On cars, old, new and future; science & technology; vintage airplanes, computer flight simulation of them; Sherlockiana; our English language; travel; and other stuff
THE ITINERARY ABOVE is actually the title of Part Three in Gulliver’s Travels, published anonymously in London in 1726. Why, I wondered, did Jonathan Swift include Japan with these outlandish, made-up destinations? And why do it anonymously?
Fortunately, I have a fine authority to consult in Isaac Asimov, who annotated Jonathan Swift’s early eighteenth-century satire. Being both a clergyman and an Irishman, Swift was well-positioned to identify human foibles, particularly of Englishmen.
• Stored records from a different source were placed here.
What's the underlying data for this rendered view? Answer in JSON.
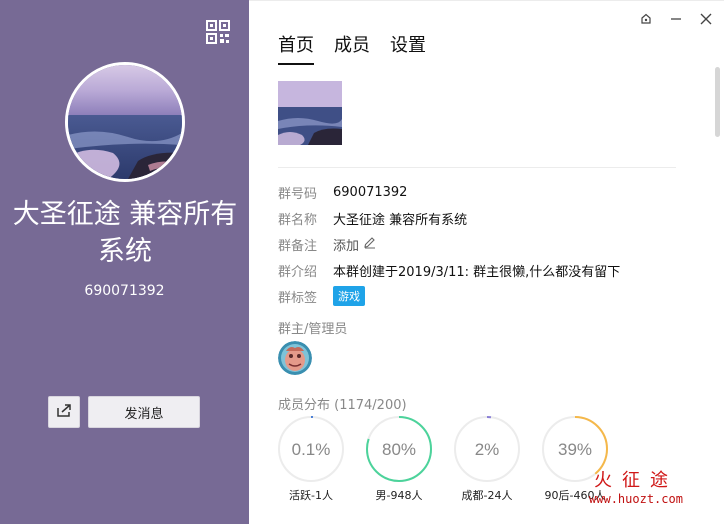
{
  "left_panel": {
    "group_name": "大圣征途 兼容所有系统",
    "group_id": "690071392",
    "send_message_label": "发消息"
  },
  "tabs": [
    {
      "label": "首页",
      "active": true
    },
    {
      "label": "成员",
      "active": false
    },
    {
      "label": "设置",
      "active": false
    }
  ],
  "info": {
    "rows": [
      {
        "label": "群号码",
        "value": "690071392"
      },
      {
        "label": "群名称",
        "value": "大圣征途 兼容所有系统"
      },
      {
        "label": "群备注",
        "value": "添加"
      },
      {
        "label": "群介绍",
        "value": "本群创建于2019/3/11:  群主很懒,什么都没有留下"
      },
      {
        "label": "群标签",
        "value": "游戏"
      }
    ]
  },
  "admins": {
    "title": "群主/管理员"
  },
  "distribution": {
    "title": "成员分布 (1174/200)",
    "stats": [
      {
        "value": "0.1%",
        "label": "活跃-1人",
        "fraction": 0.001,
        "color": "#4a7fd6"
      },
      {
        "value": "80%",
        "label": "男-948人",
        "fraction": 0.8,
        "color": "#4cd39b"
      },
      {
        "value": "2%",
        "label": "成都-24人",
        "fraction": 0.02,
        "color": "#8a7fd6"
      },
      {
        "value": "39%",
        "label": "90后-460人",
        "fraction": 0.39,
        "color": "#f5b84a"
      }
    ]
  },
  "watermark": {
    "line1": "火征途",
    "line2": "www.huozt.com"
  },
  "colors": {
    "left_bg": "#776a95",
    "tag_bg": "#1fa3e8"
  }
}
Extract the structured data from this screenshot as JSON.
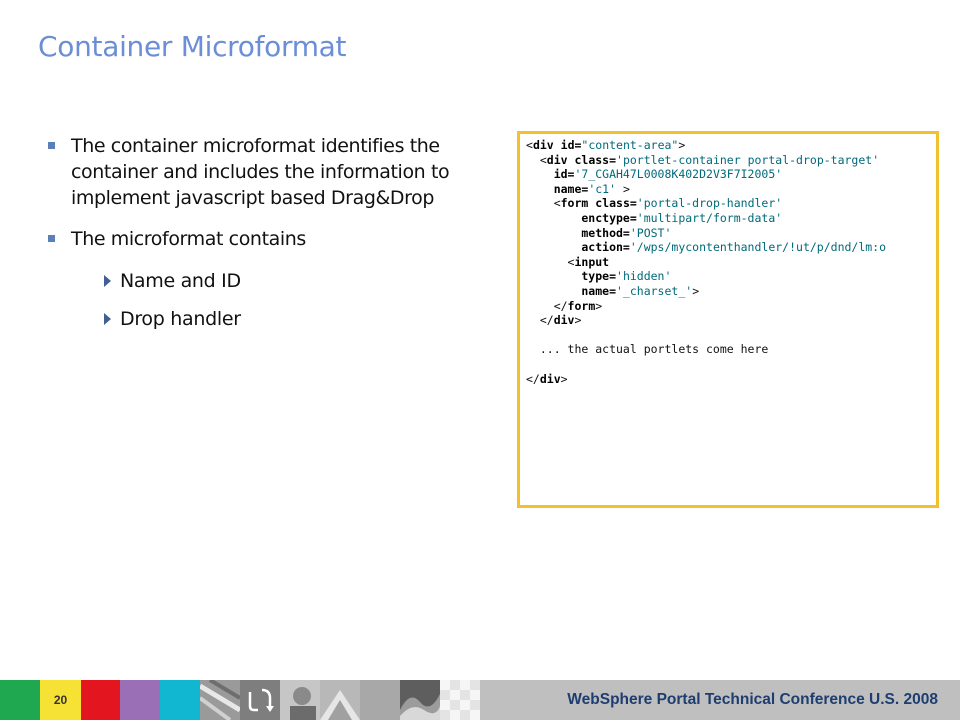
{
  "slide": {
    "title": "Container Microformat",
    "bullets": [
      {
        "text": "The container microformat identifies the container and includes the information to implement javascript based Drag&Drop"
      },
      {
        "text": "The microformat contains"
      }
    ],
    "sub_bullets": [
      {
        "text": "Name and ID"
      },
      {
        "text": "Drop handler"
      }
    ]
  },
  "code": {
    "l1_open": "<",
    "l1_tag": "div",
    "l1_attr": " id=",
    "l1_val": "\"content-area\"",
    "l1_close": ">",
    "l2_indent": "  <",
    "l2_tag": "div",
    "l2_attr": " class=",
    "l2_val": "'portlet-container portal-drop-target'",
    "l3_attr": "    id=",
    "l3_val": "'7_CGAH47L0008K402D2V3F7I2005'",
    "l4_attr": "    name=",
    "l4_val": "'c1'",
    "l4_close": " >",
    "l5_indent": "    <",
    "l5_tag": "form",
    "l5_attr": " class=",
    "l5_val": "'portal-drop-handler'",
    "l6_attr": "        enctype=",
    "l6_val": "'multipart/form-data'",
    "l7_attr": "        method=",
    "l7_val": "'POST'",
    "l8_attr": "        action=",
    "l8_val": "'/wps/mycontenthandler/!ut/p/dnd/lm:o",
    "l9_indent": "      <",
    "l9_tag": "input",
    "l10_attr": "        type=",
    "l10_val": "'hidden'",
    "l11_attr": "        name=",
    "l11_val": "'_charset_'",
    "l11_close": ">",
    "l12_indent": "    </",
    "l12_tag": "form",
    "l12_close": ">",
    "l13_indent": "  </",
    "l13_tag": "div",
    "l13_close": ">",
    "l15": "  ... the actual portlets come here",
    "l17_open": "</",
    "l17_tag": "div",
    "l17_close": ">"
  },
  "footer": {
    "page_number": "20",
    "conference": "WebSphere Portal Technical Conference U.S. 2008",
    "colors": [
      "#1fa84f",
      "#f5e234",
      "#e3161f",
      "#9b6fb5",
      "#11b7d1"
    ]
  }
}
Isaac Asimov, the polymath futurist he was, serves as a perfect guide in my twenty-first century analysis of Swift’s strange lands. Here, in Parts 1 and 2 today and tomorrow, are tidbits gleaned from Swift’s tales, Asimov’s annotations, and my usual Internet sleuthing.
A Fanciful Japan. Asimov notes, “Japan was … so little known to Europeans of Swift’s time that it seemed almost as fanciful as the rest. The chief island of Japan, Honshu, is shown in recognizable shape on the map, but the land to the north is an unrecognizable distortion of Siberia and the islands to the east are, of course, imaginary.”
Reason for Anonymity. Swift wisely chose the protection of anonymous authorship. Asimov observes, “A satire that drew blood could well place the author in prison.”